The question of nomenclature was permanently confused by the skill of the Soviet Communists in propaganda, and its amplification by the intellectual Left everywhere. The Soviets were initially perplexed by the rise of Mussolini, and still more by Hitler. There was nothing in Marx, or even Lenin, to prepare them for the rise of populist parties of the Left that could beat the Communists in both the streets and the voting booth. Goldberg quotes the Communist ideologue Karl Radek explaining in 1923 that “Fascism is middle-class socialism and we cannot persuade the middle classes to abandon it until we can prove to them that it only makes their condition worse.” This went some way toward the truth; but an alternative explanation, by Leon Trotsky — that fascism was the last gasp of capitalism — was more popular among Marxists because it could be supported by Marxist texts.
Also, the word “fascism” could be generalized into a denunciation of anything the far Left hated.

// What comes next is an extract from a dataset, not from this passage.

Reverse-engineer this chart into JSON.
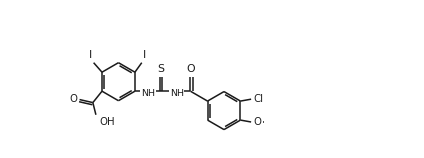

In 1928 the Third International, dominated by Stalin, produced the useful formula of “social fascism.” This could be applied not only to Nazism as well as the original Italian form, but also to all varieties of Western democratic socialism. They were all equally evil and to be resisted. Finally, in 1933, appeared an official Soviet definition, on Stalin’s orders: “Fascism is the unconcealed terrorist dictatorship of the most reactionary, chauvinistic, and imperialist elements of finance capital.” This jargon reflected the failure of supposedly “scientific” Marxism to predict the most striking political development of the inter-war years. It made no sense at all but was an invitation, quickly accepted, to the left-wing intelligentsia to describe as fascism anything they did not like. So the confusion has remained, and the habit of right-wingers to describe as fascist anything they do not like about the Left merely extends the confusion.”
Why should anyone around here take you seriously?
— Arminius · Apr 23, 07:21 PM · #
“The number of world-famous figures who paid tribute to what Mussolini was doing in the 1920s — combating malaria by draining the Pontine Marches; building roads, railways, and magnificent railway stations; suppressing the Mafia — included Lloyd George and Churchill.”
Uh, who wouldn’t praise such actions? Adolf Hitler was kind to animals. Does that mean the Humane Society is a fascist organization?
Again, if you emphasize any and all commonalities, ignore any and all differences and disregard the context of both commonalities and differences, anything can be linked to anything.